When the gradient and the divergence of a solenoidal function in $\mathbb{R}^d$ commute? Notation: Suppose that we are working with vector valued functions in $\mathbb{R}^d$, $d\geq1$, and the divergence is defined as $\text{div}\,\textbf{u}\equiv\partial_i\textbf{u}_i$. Moreover, divergence of a matrix is defined row-wise, i.e.,  $(\text{div}\,\textbf{U})_i=\text{div}\,\textbf{U}_{i*}$. Therefore, $(\text{div}\,\nabla\textbf{u})_i=(\Delta\textbf{u})_i=\Delta\textbf{u}_i$ is just the vector laplacian.
Question: Is there a non-singular matrix $A$ such that
$$\text{div}\,\nabla(A\textbf{v})=\nabla\text{div}\,(A\textbf{v})$$
for all $\textbf{v}$ satisfying
$$\text{div}\,\textbf{v}=0?$$
I found out that if $d=2$, then one can take $A=\left(\matrix{0&-1\\1&0}\right)$. Therefore, I need help with $d\geq3$. Should the answer be negative, I would like to know the "deep" reason for this. Thanks.
 A: Let $\mathbf w=A\mathbf v$ and $f = \operatorname{div} w$. The condition $\Delta \mathbf w = \nabla f$ requires $\Delta \mathbf w$ to be conservative. More precisely, there is a function $g$ such that $\Delta g=f$ (a solution of Poisson's equation), hence $\Delta(\mathbf w - \nabla g) = 0$. This means that 
$\mathbf w = \nabla g + \mathbf h$  where $\Delta \mathbf h=0$. Moreover, plugging such $\mathbf w$ into $\Delta \mathbf w = \nabla \operatorname{div} \mathbf w$ yields 
$$
\Delta \nabla g = \nabla \Delta g + \nabla \operatorname{div}\mathbf h
$$
where the first two terms cancel, and so $\operatorname{div} h$ must be constant.  Conclusion: the necessary and sufficient condition for $\mathbf w$ is that
$$ \mathbf w = \nabla g + \mathbf h \quad \text{where }\Delta \mathbf h=0 \text{ and } \operatorname{div}\mathbf h =  \operatorname{const}
\tag1$$
(Actually, this is equivalent to requiring $\operatorname{div}\mathbf h = 0$ because one can subtract a field of the form $\mathbf u = (cx_1, 0, \dots , 0)$ from $\mathbf h$ while  adding $cx_1^2/2$ to function $g$; this preserves equality.)
In two dimensions, rotating a divergence-free field by $90$ degrees, that is applying the matrix $A=\begin{pmatrix}0 & -1 \\ 1 & 0\end{pmatrix}$, makes it conservative. There is no such way to move from divergence-free to conservative in dimensions $d\ge 3$, and the reason is: 


*

*Divergence-free fields have $d-1$ degrees of freedom ($d$ scalar functions subject to $1$ scalar equation)

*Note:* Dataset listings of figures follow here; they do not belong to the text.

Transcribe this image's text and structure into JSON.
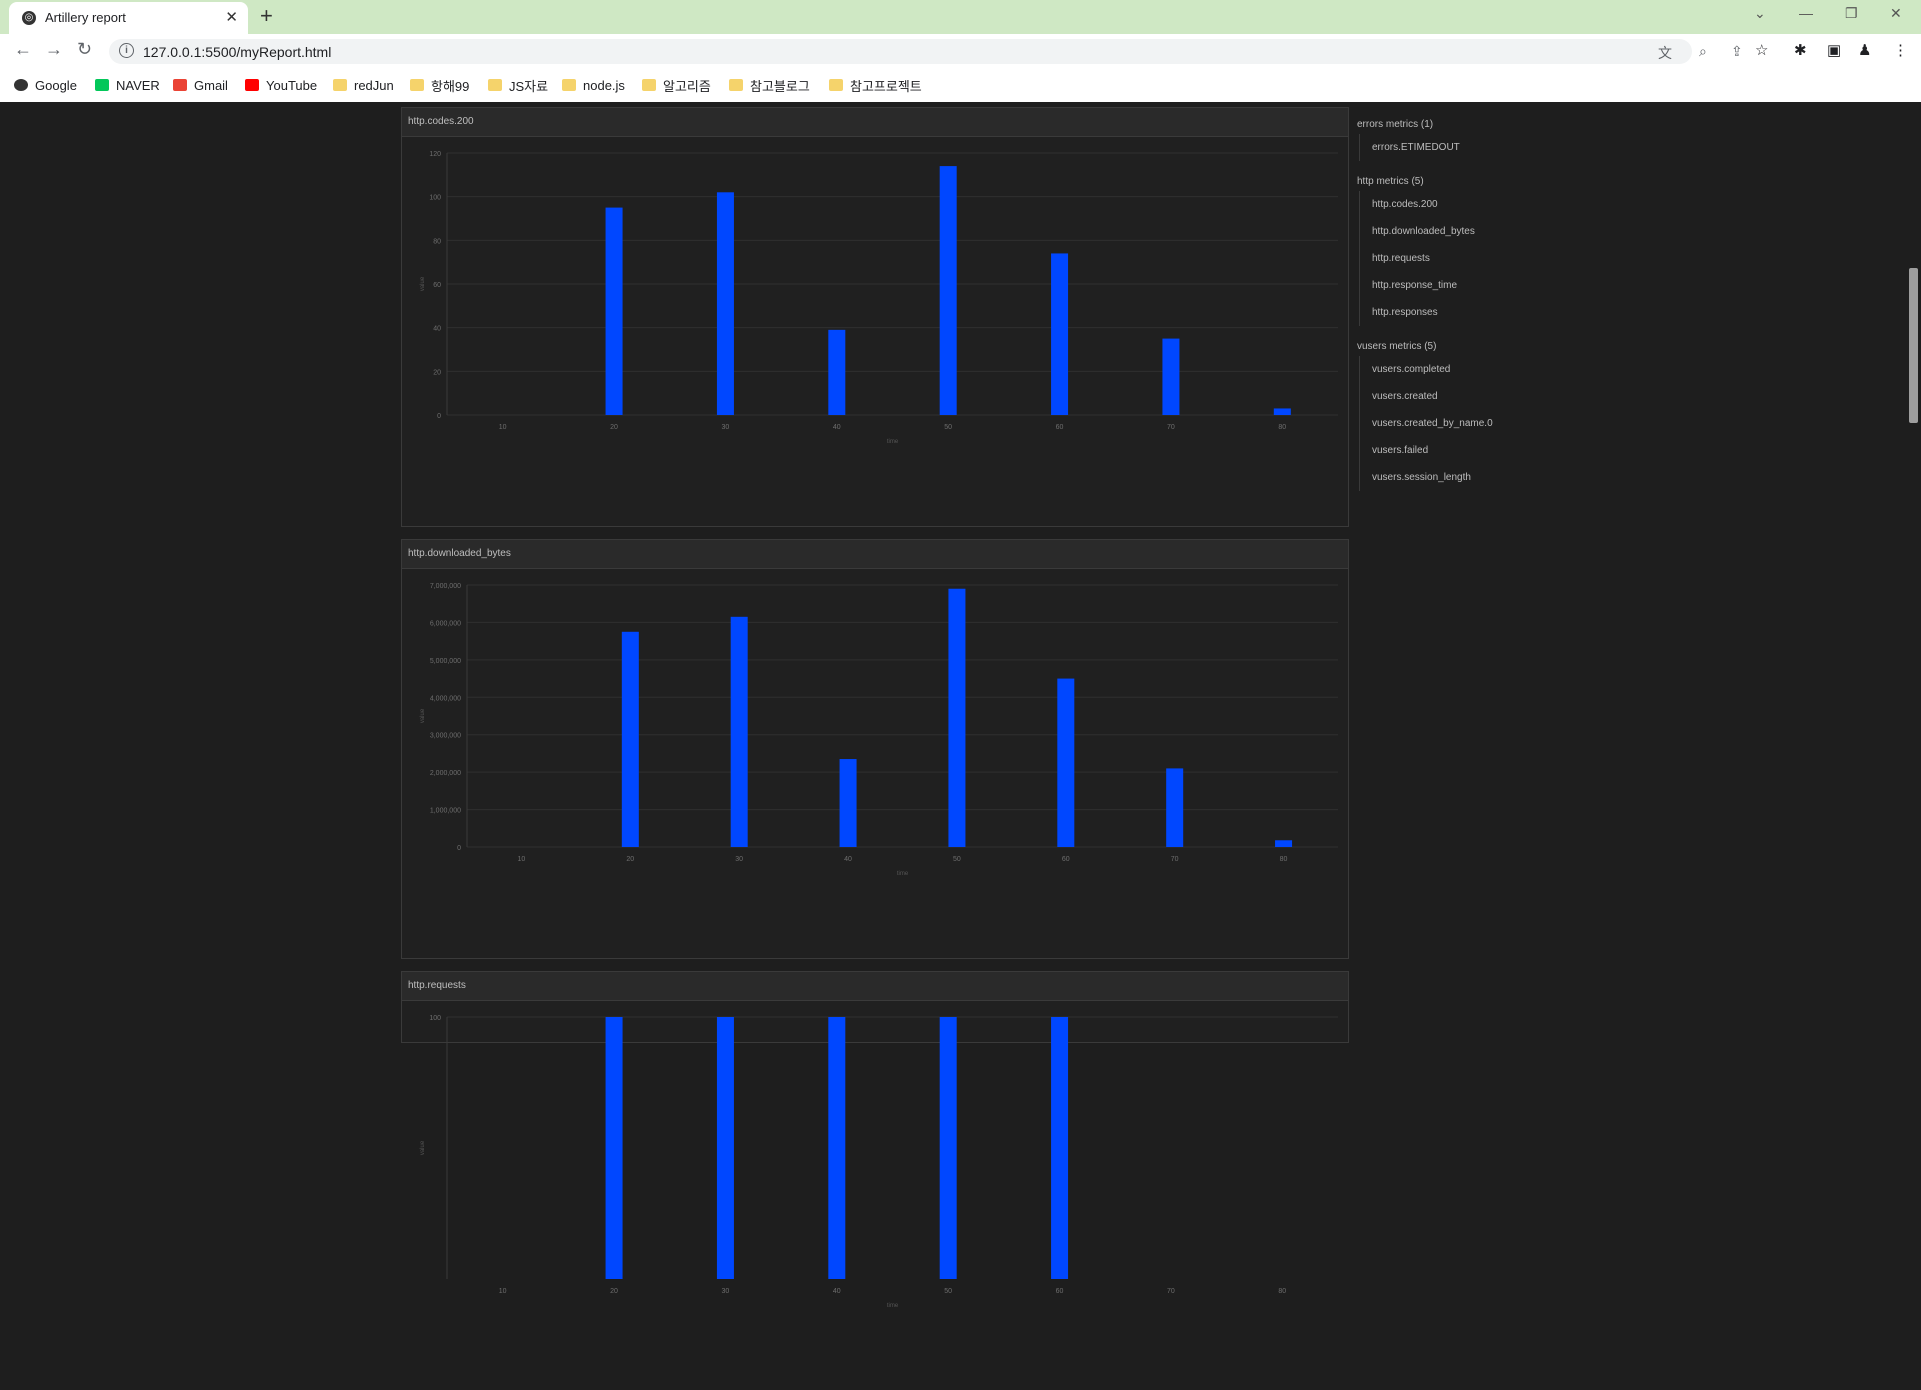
{
  "browser": {
    "tab_title": "Artillery report",
    "url": "127.0.0.1:5500/myReport.html",
    "bookmarks": [
      {
        "label": "Google",
        "icon": "google-icon"
      },
      {
        "label": "NAVER",
        "icon": "naver-icon"
      },
      {
        "label": "Gmail",
        "icon": "gmail-icon"
      },
      {
        "label": "YouTube",
        "icon": "youtube-icon"
      },
      {
        "label": "redJun",
        "icon": "folder-icon"
      },
      {
        "label": "항해99",
        "icon": "folder-icon"
      },
      {
        "label": "JS자료",
        "icon": "folder-icon"
      },
      {
        "label": "node.js",
        "icon": "folder-icon"
      },
      {
        "label": "알고리즘",
        "icon": "folder-icon"
      },
      {
        "label": "참고블로그",
        "icon": "folder-icon"
      },
      {
        "label": "참고프로젝트",
        "icon": "folder-icon"
      }
    ]
  },
  "colors": {
    "bar": "#0047ff",
    "page_bg": "#1e1e1e",
    "tab_strip": "#cfe8c4"
  },
  "sidebar": {
    "groups": [
      {
        "title": "errors metrics (1)",
        "items": [
          "errors.ETIMEDOUT"
        ]
      },
      {
        "title": "http metrics (5)",
        "items": [
          "http.codes.200",
          "http.downloaded_bytes",
          "http.requests",
          "http.response_time",
          "http.responses"
        ]
      },
      {
        "title": "vusers metrics (5)",
        "items": [
          "vusers.completed",
          "vusers.created",
          "vusers.created_by_name.0",
          "vusers.failed",
          "vusers.session_length"
        ]
      }
    ]
  },
  "chart_data": [
    {
      "type": "bar",
      "title": "http.codes.200",
      "xlabel": "time",
      "ylabel": "value",
      "categories": [
        "10",
        "20",
        "30",
        "40",
        "50",
        "60",
        "70",
        "80"
      ],
      "values": [
        0,
        95,
        102,
        39,
        114,
        74,
        35,
        3
      ],
      "yticks": [
        "0",
        "20",
        "40",
        "60",
        "80",
        "100",
        "120"
      ],
      "ylim": [
        0,
        120
      ],
      "grid": true
    },
    {
      "type": "bar",
      "title": "http.downloaded_bytes",
      "xlabel": "time",
      "ylabel": "value",
      "categories": [
        "10",
        "20",
        "30",
        "40",
        "50",
        "60",
        "70",
        "80"
      ],
      "values": [
        0,
        5750000,
        6150000,
        2350000,
        6900000,
        4500000,
        2100000,
        180000
      ],
      "yticks": [
        "0",
        "1,000,000",
        "2,000,000",
        "3,000,000",
        "4,000,000",
        "5,000,000",
        "6,000,000",
        "7,000,000"
      ],
      "ylim": [
        0,
        7000000
      ],
      "grid": true
    },
    {
      "type": "bar",
      "title": "http.requests",
      "xlabel": "time",
      "ylabel": "value",
      "categories": [
        "10",
        "20",
        "30",
        "40",
        "50",
        "60",
        "70",
        "80"
      ],
      "values": [
        0,
        100,
        100,
        100,
        100,
        100,
        0,
        0
      ],
      "yticks": [
        "100"
      ],
      "ylim": [
        0,
        100
      ],
      "grid": true
    }
  ]
}
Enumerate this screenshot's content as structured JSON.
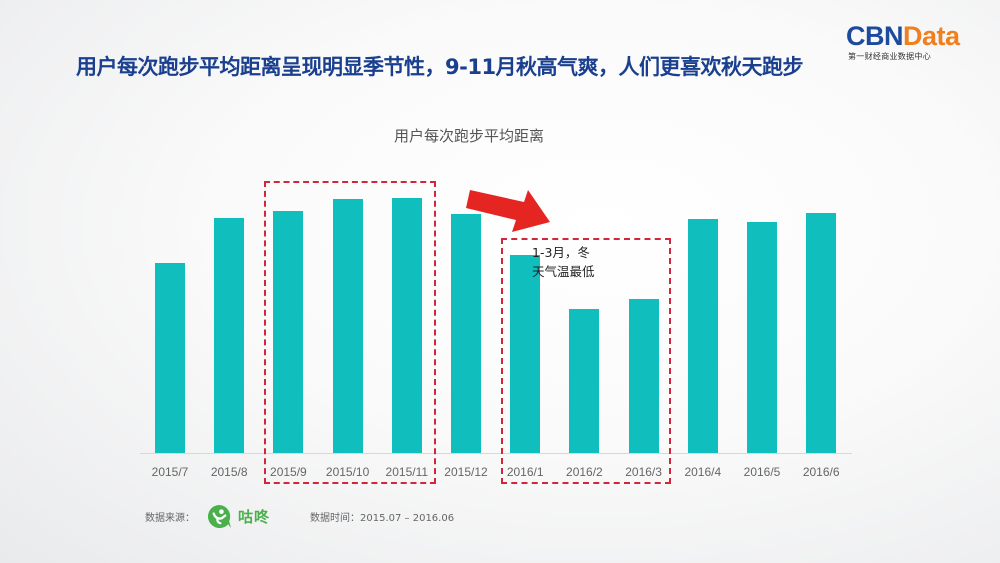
{
  "headline": "用户每次跑步平均距离呈现明显季节性，9-11月秋高气爽，人们更喜欢秋天跑步",
  "logo": {
    "main_part1": "CBN",
    "main_part2": "Data",
    "subtitle": "第一财经商业数据中心",
    "color_cbn": "#1c4a9c",
    "color_data": "#f07f1d"
  },
  "annotation": {
    "note_line1": "1-3月，冬",
    "note_line2": "天气温最低",
    "box_color": "#d0283a",
    "arrow_color": "#e52521",
    "highlight_groups": [
      {
        "label": "autumn",
        "categories": [
          "2015/9",
          "2015/10",
          "2015/11"
        ]
      },
      {
        "label": "winter",
        "categories": [
          "2016/1",
          "2016/2",
          "2016/3"
        ]
      }
    ]
  },
  "footer": {
    "source_label": "数据来源：",
    "source_name": "咕咚",
    "time_label": "数据时间：2015.07 – 2016.06"
  },
  "chart_data": {
    "type": "bar",
    "title": "用户每次跑步平均距离",
    "xlabel": "",
    "ylabel": "",
    "categories": [
      "2015/7",
      "2015/8",
      "2015/9",
      "2015/10",
      "2015/11",
      "2015/12",
      "2016/1",
      "2016/2",
      "2016/3",
      "2016/4",
      "2016/5",
      "2016/6"
    ],
    "values": [
      188,
      233,
      240,
      251,
      252,
      237,
      196,
      143,
      152,
      232,
      229,
      238
    ],
    "value_note": "relative bar heights (no y-axis shown)",
    "ylim": [
      0,
      290
    ],
    "grid": false,
    "legend": null,
    "bar_color": "#10bfbd"
  }
}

*Conservative fields have $1$ degree of freedom (it's the gradient of a scalar function)


We only have $d-1 = 1$ when $d=2$.   
And the term $\mathbf h$ in $(1)$ cannot supply the missing degrees of freedom, because the space of harmonic functions is relatively tiny (compared to all smooth functions). To be precise, recall that a harmonic function is determined by its values on any open set. So, if we have a decomposition $(1)$ for two smooth fields $\mathbf w$, and then join those functions using a smooth partition of unity, the conclusion is that the same $\mathbf h$ must work for both functions. So there are no extra degrees of freedom coming from $\mathbf h$. 
Compare with the  Helmholtz decomposition where we get, for a given field ($d$ arbitrary functions) two vector fields, one conservative ($1$ degree of freedom) and one solenoidal ($d-1$ degrees of freedom). There can also be a harmonic component there, but it's a minor part.